The MK II version of the Escort was jointly developed in the UK and Germany whereas the Mk I was developed by Ford of UK and was sold almost everywhere except America. The second generation shared the mechanicals of the old car but on a larger more modern styled body. It came in multiple configurations that ranged from 2 door coupe to panel van.
The Escort during this time was rear wheel drive and came in a variety of engines that ranged from 1 liter (Italy only) to 2.0 liters. While I personally prefered the look of the single pair headlight designs of the Mexico, Sport and RS1800 models, the later RS2000 are the most sought after. The RS versions were generally the top performers but the distinctive slanted polyurethane nose of the RS2000 looks the most aggressive. Initially offered with a 1.8 inline four cylinder engine, the 1975 to 77 RS1800 made 115 hp and could reach a top speed just shy of its power rating.
The RS2000, the final evolution of the Mk II in sporting dress was actually less powerful than the 1800 variant.

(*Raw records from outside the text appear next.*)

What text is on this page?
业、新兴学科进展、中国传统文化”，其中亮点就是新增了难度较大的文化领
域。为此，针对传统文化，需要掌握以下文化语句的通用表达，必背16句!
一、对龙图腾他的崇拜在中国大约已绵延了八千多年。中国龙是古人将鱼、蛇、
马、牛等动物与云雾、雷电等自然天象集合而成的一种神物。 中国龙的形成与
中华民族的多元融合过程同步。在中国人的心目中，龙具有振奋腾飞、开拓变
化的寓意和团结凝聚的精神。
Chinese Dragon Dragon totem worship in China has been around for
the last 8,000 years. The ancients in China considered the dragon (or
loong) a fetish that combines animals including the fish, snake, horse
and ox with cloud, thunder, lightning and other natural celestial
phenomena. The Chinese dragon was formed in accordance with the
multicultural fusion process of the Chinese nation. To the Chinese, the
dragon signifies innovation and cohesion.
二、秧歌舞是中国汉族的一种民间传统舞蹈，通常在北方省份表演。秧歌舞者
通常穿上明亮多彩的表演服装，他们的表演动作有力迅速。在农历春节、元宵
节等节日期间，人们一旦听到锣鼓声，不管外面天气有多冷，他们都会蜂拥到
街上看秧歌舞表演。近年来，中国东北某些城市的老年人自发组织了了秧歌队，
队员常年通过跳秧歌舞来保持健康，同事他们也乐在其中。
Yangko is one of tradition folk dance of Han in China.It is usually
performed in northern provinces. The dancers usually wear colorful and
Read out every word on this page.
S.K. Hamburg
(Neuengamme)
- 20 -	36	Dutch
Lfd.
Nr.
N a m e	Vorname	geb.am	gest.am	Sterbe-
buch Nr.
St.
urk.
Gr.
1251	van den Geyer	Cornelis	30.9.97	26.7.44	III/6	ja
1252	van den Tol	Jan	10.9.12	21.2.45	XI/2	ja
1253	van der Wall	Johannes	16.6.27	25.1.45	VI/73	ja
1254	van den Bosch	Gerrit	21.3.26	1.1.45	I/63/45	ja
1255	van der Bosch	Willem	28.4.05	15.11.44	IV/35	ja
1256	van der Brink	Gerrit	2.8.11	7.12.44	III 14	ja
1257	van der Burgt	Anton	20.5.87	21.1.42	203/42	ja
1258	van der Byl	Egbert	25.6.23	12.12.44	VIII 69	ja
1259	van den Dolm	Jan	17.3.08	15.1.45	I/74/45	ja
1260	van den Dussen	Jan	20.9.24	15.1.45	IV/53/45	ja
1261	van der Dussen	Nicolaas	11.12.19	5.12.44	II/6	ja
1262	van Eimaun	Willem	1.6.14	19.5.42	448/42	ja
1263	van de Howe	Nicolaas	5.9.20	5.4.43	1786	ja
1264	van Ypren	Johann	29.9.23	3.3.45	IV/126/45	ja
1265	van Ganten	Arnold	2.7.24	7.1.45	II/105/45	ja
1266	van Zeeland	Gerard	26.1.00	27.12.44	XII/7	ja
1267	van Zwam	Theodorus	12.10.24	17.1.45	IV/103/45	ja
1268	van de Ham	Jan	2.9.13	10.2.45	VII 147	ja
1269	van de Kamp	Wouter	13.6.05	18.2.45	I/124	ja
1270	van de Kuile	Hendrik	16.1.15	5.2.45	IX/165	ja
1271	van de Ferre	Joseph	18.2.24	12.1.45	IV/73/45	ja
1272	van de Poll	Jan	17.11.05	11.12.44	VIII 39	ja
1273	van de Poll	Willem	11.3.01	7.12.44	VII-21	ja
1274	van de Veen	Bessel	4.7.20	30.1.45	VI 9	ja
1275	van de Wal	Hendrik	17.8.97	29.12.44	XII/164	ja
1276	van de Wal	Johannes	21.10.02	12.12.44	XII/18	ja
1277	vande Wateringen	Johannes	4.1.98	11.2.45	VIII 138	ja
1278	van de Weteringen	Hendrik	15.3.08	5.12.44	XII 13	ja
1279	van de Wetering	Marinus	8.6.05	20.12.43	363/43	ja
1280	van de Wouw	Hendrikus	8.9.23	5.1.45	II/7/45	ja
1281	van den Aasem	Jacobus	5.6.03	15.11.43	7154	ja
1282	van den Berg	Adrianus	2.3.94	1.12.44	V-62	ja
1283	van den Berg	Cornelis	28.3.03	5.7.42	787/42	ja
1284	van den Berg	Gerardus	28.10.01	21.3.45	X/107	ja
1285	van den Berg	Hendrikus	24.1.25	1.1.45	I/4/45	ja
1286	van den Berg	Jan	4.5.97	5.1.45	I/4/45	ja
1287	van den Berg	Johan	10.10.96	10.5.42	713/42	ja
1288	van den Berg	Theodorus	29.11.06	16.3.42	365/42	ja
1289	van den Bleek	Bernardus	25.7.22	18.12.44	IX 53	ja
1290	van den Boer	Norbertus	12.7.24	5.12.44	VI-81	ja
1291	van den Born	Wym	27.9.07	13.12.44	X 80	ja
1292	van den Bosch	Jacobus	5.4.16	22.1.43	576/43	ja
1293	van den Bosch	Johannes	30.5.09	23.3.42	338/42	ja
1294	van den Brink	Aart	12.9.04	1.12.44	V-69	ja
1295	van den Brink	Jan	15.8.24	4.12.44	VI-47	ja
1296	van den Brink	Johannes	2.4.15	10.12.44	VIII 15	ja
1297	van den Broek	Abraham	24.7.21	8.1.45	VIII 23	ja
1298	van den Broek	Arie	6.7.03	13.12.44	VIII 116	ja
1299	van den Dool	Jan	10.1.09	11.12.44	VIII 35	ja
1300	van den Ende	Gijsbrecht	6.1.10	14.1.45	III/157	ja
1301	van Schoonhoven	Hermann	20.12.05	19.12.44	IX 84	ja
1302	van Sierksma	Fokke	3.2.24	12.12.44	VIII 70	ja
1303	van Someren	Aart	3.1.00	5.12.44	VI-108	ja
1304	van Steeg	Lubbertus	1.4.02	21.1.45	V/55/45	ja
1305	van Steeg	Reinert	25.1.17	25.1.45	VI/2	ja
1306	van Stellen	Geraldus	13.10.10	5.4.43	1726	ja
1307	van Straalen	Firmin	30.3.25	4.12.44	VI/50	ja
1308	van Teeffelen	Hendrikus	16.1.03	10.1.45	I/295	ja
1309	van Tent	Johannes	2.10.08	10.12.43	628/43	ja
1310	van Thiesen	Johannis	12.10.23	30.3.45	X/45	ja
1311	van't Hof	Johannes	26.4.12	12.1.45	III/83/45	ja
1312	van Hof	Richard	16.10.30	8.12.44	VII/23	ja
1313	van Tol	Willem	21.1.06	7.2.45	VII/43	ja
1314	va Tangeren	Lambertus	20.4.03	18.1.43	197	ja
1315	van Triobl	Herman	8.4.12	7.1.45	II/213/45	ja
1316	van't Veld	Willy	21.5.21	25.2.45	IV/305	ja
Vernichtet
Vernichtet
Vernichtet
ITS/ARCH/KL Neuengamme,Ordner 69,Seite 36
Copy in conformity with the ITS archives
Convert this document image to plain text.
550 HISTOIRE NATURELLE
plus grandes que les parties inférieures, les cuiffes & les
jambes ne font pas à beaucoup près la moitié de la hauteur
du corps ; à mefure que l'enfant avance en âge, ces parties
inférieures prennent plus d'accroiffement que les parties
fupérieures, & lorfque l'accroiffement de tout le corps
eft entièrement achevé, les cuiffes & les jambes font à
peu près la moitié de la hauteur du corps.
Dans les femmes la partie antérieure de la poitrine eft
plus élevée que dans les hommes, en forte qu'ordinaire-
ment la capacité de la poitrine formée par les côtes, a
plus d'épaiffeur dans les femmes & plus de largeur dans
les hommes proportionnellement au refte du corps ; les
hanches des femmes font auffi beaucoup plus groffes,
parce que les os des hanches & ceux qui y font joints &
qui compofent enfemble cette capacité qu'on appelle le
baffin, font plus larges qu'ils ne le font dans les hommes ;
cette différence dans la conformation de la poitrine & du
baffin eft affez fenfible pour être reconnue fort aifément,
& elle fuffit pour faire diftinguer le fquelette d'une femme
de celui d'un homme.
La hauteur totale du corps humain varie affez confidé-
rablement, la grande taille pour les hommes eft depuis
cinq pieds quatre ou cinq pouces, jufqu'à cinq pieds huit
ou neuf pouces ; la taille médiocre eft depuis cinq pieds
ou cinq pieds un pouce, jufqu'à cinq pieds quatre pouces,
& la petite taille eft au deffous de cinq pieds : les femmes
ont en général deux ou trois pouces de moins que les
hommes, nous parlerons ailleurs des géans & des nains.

Depending on where it was sold, it could be had as a four door sedan. RS models featured a four speed manual or three speed automatic transmission, but it was not uncommon to find them modified with 5 speed gearboxes from the Sierra in racing applications. Other mechanical attributes like the pinto engine and rear leaf spring suspension were a bit old-fashioned even when the cars were new, but they were efficient, lightweight and fun to drive.
The Mk II Escort lasted until the new ‘world car’ took its place in 1980. Although the Mk III Escort would not arrive in America, we did get a similar car (at least in appearance). In addition to having a fully independent rear suspension, there was a new range of engines and a modern hatchback design. Hatchbacks had become all the rage in Europe and were slowly becoming associated with performance in addition to efficiency.
In America the Escort would diverge further from the one in Europe to the point of looking like a different car altogether. Fortunately we got the better car when Mazda stepped in to iron out the original American Ford formula. Ironically the Escort name would be laid to rest in America as a proper coupe, it’s most popular initial form in America when sold in late 1980.
The Escort name has garnered a lot of brand recognition that Ford is not ready to discard just yet. A concept was shown in China that may resurrect the name once again. Unfortunately the car is boring and lacks all the dynamics of previous designs (even the American one). It’s not scheduled to be sold anywhere except China, so that may be a good thing.
For now if Ford were to make a two door version of the Focus, they could get by with calling it an Escort. If they did it right, there might be a Matchbox made of it and some kid somewhere might fall in love with the next generation of Escorts.